Rangeland management is a professional natural science that centers around the study of rangelands and the "conservation and sustainable management for the benefit of current societies and future generations." Range management is defined by Holechek et al. as the "manipulation of rangeland components to obtain optimum combination of goods and services for society on a sustained basis."
History
The earliest form of Rangeland Management is not formally deemed part of the natural science studied today, although its roots can be traced to nomadic grazing practices of the neolithic agricultural revolution when humans domesticated plants and animals under pressures from population growth and environmental change. Humans might even have altered the environment in times preceding the Neolithic through hunting of large-game, whereby large losses of grazing herbivores could have resulted in altered ecological states; meaning humans have been inadvertently managing land throughout prehistory.
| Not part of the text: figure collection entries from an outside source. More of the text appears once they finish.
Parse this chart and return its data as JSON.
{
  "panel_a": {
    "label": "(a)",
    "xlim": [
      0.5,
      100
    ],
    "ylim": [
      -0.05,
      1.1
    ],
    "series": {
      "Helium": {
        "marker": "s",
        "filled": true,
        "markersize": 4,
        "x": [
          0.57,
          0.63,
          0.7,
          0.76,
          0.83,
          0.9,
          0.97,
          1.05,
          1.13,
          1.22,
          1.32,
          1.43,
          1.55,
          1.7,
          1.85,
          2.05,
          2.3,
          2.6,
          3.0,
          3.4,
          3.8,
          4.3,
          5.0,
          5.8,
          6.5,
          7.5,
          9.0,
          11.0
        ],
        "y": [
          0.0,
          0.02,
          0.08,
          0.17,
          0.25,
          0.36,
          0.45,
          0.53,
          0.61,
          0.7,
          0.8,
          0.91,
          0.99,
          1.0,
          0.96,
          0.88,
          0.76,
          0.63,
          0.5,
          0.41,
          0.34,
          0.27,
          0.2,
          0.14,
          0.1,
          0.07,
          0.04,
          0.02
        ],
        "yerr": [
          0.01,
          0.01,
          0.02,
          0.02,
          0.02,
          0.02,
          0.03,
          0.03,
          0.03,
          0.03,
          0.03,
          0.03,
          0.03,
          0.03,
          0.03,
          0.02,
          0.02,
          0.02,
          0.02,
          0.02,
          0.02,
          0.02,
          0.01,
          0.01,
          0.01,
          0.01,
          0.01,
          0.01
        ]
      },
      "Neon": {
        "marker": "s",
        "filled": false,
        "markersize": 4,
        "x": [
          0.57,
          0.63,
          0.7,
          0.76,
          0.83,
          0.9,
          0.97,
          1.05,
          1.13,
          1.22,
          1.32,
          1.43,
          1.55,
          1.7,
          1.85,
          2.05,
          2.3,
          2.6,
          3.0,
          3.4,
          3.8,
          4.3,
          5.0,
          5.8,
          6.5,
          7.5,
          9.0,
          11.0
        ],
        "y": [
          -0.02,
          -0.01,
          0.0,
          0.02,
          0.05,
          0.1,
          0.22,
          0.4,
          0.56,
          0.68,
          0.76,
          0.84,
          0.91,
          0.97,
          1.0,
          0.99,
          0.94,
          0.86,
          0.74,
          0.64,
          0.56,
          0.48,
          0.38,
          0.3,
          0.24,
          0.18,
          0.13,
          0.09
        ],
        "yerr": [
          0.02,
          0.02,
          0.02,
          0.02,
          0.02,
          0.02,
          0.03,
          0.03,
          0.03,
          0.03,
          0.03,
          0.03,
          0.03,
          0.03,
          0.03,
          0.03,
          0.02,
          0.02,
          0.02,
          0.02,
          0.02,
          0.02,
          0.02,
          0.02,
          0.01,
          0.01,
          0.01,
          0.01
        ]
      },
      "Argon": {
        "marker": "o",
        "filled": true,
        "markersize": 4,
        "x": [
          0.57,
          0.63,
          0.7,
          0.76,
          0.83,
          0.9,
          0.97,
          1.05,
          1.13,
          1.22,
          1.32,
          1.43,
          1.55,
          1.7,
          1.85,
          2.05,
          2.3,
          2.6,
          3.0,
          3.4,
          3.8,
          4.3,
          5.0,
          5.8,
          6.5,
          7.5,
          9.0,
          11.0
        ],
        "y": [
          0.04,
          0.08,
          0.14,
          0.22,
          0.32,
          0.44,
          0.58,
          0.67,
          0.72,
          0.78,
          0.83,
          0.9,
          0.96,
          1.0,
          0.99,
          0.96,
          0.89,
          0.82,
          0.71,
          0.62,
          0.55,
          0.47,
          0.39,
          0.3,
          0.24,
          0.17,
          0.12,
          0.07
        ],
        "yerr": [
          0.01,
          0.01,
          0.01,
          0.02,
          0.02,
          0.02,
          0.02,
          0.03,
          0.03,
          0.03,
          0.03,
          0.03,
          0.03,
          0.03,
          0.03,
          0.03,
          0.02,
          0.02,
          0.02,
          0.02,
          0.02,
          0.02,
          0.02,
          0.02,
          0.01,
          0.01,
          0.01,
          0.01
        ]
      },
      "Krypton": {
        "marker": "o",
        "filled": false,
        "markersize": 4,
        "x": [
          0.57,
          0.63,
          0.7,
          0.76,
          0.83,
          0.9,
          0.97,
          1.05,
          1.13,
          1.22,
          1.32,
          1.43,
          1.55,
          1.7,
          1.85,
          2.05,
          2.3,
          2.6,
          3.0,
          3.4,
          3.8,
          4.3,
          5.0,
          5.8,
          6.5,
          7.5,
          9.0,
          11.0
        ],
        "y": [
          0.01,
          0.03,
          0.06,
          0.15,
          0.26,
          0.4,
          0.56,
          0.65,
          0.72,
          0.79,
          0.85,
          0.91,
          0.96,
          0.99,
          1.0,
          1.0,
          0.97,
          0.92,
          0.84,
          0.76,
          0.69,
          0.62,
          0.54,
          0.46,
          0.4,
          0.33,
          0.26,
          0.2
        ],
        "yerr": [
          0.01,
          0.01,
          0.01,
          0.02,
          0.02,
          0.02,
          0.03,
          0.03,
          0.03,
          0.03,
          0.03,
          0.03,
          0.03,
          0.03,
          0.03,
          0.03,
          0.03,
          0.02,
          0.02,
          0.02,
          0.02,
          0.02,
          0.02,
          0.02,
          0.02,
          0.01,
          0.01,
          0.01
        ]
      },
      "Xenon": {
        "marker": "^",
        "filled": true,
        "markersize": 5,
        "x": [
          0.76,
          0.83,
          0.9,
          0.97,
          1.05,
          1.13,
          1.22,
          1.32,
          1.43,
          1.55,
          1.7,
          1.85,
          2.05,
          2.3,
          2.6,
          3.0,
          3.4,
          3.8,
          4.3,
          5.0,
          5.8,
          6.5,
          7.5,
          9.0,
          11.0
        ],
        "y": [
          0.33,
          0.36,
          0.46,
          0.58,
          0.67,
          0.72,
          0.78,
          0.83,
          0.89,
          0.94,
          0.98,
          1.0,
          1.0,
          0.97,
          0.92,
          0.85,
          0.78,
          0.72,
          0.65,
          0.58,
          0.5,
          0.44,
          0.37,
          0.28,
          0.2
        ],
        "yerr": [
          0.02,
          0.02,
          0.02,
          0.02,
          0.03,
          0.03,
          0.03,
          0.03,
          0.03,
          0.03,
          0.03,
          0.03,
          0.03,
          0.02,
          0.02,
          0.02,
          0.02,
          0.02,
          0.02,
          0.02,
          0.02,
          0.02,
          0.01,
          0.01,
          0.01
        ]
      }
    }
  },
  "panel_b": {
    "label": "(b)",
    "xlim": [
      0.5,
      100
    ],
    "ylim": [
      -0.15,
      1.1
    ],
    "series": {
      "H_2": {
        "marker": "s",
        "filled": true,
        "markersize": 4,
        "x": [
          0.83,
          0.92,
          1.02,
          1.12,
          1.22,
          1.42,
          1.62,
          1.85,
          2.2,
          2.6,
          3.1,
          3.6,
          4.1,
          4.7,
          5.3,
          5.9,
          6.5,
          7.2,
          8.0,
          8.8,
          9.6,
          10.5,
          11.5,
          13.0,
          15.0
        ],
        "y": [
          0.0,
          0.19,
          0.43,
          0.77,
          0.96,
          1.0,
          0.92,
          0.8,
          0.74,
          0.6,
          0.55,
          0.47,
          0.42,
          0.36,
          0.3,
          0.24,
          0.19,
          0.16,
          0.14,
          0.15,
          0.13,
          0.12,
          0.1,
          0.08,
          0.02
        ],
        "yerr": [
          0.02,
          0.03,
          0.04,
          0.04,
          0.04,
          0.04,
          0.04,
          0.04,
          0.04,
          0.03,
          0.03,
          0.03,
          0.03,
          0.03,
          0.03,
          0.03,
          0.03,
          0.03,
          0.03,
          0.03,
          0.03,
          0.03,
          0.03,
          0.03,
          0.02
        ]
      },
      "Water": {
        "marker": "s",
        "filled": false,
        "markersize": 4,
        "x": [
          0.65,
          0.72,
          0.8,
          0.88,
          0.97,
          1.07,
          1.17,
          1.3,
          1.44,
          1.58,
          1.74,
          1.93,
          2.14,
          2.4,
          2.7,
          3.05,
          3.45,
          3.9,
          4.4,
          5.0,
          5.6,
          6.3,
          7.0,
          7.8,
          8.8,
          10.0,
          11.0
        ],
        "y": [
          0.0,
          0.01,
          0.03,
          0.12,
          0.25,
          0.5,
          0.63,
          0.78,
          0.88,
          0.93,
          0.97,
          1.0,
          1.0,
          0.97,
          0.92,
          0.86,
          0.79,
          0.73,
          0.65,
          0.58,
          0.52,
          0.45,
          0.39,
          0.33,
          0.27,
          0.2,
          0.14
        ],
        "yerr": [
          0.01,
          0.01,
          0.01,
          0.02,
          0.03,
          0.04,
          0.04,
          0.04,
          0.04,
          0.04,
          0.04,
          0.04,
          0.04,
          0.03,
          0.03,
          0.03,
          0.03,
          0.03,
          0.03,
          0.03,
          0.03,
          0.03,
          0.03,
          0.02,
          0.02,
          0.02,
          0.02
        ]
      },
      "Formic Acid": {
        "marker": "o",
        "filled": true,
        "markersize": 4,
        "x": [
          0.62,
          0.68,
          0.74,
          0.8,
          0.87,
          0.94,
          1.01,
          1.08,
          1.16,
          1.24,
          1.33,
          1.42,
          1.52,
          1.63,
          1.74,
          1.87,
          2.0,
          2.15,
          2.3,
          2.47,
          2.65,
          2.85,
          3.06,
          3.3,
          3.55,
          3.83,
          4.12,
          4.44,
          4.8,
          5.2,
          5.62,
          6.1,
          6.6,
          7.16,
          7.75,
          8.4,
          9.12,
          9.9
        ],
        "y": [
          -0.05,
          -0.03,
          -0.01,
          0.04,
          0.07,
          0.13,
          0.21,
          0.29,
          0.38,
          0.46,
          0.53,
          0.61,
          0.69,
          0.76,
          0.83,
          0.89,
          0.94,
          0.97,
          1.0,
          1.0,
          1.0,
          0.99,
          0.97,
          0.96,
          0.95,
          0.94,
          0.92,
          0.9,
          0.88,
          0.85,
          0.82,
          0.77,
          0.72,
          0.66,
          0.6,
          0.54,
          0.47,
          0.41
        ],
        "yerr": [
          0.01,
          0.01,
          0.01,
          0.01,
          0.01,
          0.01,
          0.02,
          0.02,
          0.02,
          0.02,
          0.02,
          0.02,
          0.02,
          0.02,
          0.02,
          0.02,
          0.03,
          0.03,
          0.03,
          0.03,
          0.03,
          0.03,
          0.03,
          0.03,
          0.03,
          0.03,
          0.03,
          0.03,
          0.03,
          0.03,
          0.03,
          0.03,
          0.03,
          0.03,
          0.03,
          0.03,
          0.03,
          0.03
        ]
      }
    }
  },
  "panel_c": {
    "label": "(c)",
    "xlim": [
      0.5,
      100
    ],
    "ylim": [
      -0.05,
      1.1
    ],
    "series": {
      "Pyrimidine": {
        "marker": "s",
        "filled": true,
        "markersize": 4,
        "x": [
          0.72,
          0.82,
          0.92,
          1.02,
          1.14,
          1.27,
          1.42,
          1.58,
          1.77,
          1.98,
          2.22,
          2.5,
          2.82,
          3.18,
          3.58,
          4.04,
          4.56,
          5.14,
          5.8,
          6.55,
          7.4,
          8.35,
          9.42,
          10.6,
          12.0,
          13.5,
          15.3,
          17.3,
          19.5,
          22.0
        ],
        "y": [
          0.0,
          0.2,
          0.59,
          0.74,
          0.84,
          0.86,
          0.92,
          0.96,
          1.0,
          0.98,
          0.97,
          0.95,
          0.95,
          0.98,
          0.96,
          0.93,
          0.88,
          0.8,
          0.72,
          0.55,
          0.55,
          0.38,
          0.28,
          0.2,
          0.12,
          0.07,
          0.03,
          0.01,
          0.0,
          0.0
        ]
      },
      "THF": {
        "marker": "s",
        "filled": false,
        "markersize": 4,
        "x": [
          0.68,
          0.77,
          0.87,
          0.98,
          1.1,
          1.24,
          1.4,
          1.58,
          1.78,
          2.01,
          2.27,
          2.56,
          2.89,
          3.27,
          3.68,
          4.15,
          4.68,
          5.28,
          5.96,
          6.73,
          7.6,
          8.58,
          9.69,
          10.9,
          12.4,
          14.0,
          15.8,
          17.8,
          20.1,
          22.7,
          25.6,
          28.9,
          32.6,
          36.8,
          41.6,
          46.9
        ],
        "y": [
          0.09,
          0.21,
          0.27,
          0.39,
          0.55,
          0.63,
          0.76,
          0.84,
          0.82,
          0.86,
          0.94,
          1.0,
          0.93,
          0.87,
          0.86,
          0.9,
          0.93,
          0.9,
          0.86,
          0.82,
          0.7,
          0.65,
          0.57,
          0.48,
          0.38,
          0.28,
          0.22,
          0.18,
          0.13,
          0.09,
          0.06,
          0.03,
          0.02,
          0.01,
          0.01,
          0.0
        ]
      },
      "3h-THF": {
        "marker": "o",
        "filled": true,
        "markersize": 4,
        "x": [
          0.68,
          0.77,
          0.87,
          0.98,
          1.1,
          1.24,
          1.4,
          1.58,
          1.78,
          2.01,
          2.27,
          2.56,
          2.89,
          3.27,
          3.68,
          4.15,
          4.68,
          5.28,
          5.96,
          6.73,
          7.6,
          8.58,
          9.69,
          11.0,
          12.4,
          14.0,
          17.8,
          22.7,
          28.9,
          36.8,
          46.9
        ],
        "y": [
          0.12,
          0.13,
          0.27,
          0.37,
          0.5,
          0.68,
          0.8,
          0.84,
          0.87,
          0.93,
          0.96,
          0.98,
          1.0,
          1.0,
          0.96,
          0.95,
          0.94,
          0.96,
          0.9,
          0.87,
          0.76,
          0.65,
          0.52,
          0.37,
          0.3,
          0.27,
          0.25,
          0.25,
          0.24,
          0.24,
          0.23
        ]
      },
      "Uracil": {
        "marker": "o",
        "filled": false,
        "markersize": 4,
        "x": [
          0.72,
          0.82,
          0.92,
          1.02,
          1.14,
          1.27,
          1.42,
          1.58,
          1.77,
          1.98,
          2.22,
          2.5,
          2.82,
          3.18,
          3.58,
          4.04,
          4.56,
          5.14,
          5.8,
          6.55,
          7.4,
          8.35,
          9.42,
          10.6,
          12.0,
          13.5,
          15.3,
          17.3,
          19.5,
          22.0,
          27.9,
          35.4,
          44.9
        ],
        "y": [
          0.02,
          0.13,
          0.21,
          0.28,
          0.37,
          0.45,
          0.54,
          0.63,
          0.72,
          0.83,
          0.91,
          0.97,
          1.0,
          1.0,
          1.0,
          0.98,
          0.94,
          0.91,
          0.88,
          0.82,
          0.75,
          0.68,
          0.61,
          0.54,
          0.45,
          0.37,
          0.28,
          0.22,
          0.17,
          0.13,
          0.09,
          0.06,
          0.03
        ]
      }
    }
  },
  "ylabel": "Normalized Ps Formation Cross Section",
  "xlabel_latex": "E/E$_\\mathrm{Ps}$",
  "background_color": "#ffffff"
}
Rangeland management was developed in the United States in response to rangeland deterioration and in some cases, denudation, due to overgrazing and other misuse of arid lands, as was described by Hardin’s 1968 "Tragedy of the Commons" and evidenced previously by the 20th century "Dust Bowl". Historically, the discipline focused on the manipulation of grazing and the proper use of rangeland vegetation for livestock. , rangeland water infrastructure development: May, 1954.
Modern application
Today, range management's focus has been expanded to include the host of ecosystem services that rangelands provide to humans world-wide. Key management components seek to optimize such goods and services through the protection and enhancement of soils, riparian zones, watersheds, and vegetation complexes, sustainably improving outputs of consumable range products such as red meat, wildlife, water, wood, fiber, leather, energy resource extraction, and outdoor recreation, as well as maintaining a focus on the manipulation of grazing activities of large herbivores to maintain or improve animal and plant production. The Society for Range Management is "the professional society dedicated to supporting persons who work with rangelands and have a commitment to their sustainable use." The primary Rangeland Management publications include the Journal of Range Management, Rangelands, and Rangeland Ecology & Management. Pastoralism has become a contemporary anthropological and ecological study as it faces many threats including fragmentation of land, conversion of rangeland into urban development, lack of grazing movement, impending threats on global diversity, damage to species with large terrain, decreases in shared public goods, decreased biological movements, threats of a "tragedy of enclosures", limitation of key resources, reduced biomass and invasive plant species growth. Interest in contemporary pastoralist cultures like the Maasai has continued to increase, especially because the traditional syncreticly-adaptive ability of pastoralists could promise lessons in collaborative and adaptive management for contemporary pastoralist societies threatened by globalization as well as for contemporary non-pastoralist societies that are managing livestock on rangelands.